Photobooths are no longer installed at events to simply print a visual memento for guests. In the case of Spotify's recent pool party campaign in Austrailia, they were being used to transport guests somewhere else entirely. Spotify's campaign features a branded truck, which is visiting rural and urban locations throughout Australia, and contains a pool party-themed photobooth. Guests can take their photo inside the truck, and instantly be transported to a summer party.

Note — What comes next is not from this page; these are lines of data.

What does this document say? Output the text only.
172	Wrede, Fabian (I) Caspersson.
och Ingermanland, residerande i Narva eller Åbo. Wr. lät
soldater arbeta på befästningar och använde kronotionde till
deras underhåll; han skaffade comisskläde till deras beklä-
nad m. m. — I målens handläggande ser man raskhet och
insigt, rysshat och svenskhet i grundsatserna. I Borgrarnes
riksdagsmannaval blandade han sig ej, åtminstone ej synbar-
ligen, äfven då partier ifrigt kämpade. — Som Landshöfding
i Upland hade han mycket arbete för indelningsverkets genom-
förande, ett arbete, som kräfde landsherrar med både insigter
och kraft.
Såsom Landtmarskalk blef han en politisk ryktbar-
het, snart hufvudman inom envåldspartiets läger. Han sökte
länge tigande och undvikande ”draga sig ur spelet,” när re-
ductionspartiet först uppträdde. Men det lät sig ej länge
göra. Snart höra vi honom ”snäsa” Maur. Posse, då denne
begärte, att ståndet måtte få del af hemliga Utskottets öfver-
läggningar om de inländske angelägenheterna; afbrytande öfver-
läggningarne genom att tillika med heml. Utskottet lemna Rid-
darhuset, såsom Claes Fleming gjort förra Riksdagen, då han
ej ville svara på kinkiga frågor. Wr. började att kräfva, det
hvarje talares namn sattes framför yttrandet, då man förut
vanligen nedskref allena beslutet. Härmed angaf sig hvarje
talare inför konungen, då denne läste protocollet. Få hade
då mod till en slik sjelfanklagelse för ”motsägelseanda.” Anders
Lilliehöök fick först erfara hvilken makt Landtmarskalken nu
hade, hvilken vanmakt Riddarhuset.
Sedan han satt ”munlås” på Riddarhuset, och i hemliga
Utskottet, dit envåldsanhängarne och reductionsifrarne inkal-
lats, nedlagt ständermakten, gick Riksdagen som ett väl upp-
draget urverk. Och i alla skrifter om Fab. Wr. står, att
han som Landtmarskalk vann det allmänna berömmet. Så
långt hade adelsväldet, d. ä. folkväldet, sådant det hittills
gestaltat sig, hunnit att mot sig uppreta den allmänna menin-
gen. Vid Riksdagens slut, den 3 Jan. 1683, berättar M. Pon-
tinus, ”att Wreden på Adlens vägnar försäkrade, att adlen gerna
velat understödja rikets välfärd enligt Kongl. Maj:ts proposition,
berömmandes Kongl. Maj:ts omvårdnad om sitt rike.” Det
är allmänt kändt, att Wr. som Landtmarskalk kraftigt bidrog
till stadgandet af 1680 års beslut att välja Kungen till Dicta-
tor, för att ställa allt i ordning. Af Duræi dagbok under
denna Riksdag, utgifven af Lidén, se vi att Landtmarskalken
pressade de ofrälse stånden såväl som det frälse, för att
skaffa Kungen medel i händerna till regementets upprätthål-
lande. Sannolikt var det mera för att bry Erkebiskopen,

We've had Google's Smart Glasses, but now prepare for Samsung's internet connected contact lenses. The lenses launched earlier this year, and feature a built in camera, the ability to connect to a smartphone and can project images directly into the user's eye. They would be controlled by eye movements such as blinking and are considered to be an offset of the augmented reality trend.
Video and live streaming
2016 was the year that video became one of the biggest factors in improving consumer engagement. Despite being a platform built for image-sharing, videos on Instagram are now attracting the most attention. With the introduction of Facebook Live, streaming video content has become more popular than ever before, and gives brands the opportunity to see instant reactions from consumers. Live streamed video can incorporate VR, as shown by Universal Music Group's music event in October. The company staged a live-streamed, 3D, 360-degree and VR video experience, showcasing an Avenged Sevenfold's live performance in LA.
Social media technology
Technology developed specifically for social media platforms is at an all time high. Apps such as Boomerang, which creates mini videos which loop back and forth, and time lapse technologies are being brought into the physical world of events to create experiences for guests. Creative agency Yello Creative used a 90 Degree Bullet Time Capture, as well as Boomerang Creators, at the Fashion Awards on 5 December to give the event an experiential lift. Guests could instantly share the results to social media.
The concept of personalisation has become central to many brand events and customer engagement. In fact, it's to such an extent that Meantime Beer announced the launch of Meantime Bespoke this month, a service that uses DNA testing to create personalised beer for guests. The D.N.Ale has been developed by Meantime's brewmaster Ciaran Giblin, and uses DNA testing to scientifically map personal tastes and preferences. The result? A totally unique beer for every person who uses the service.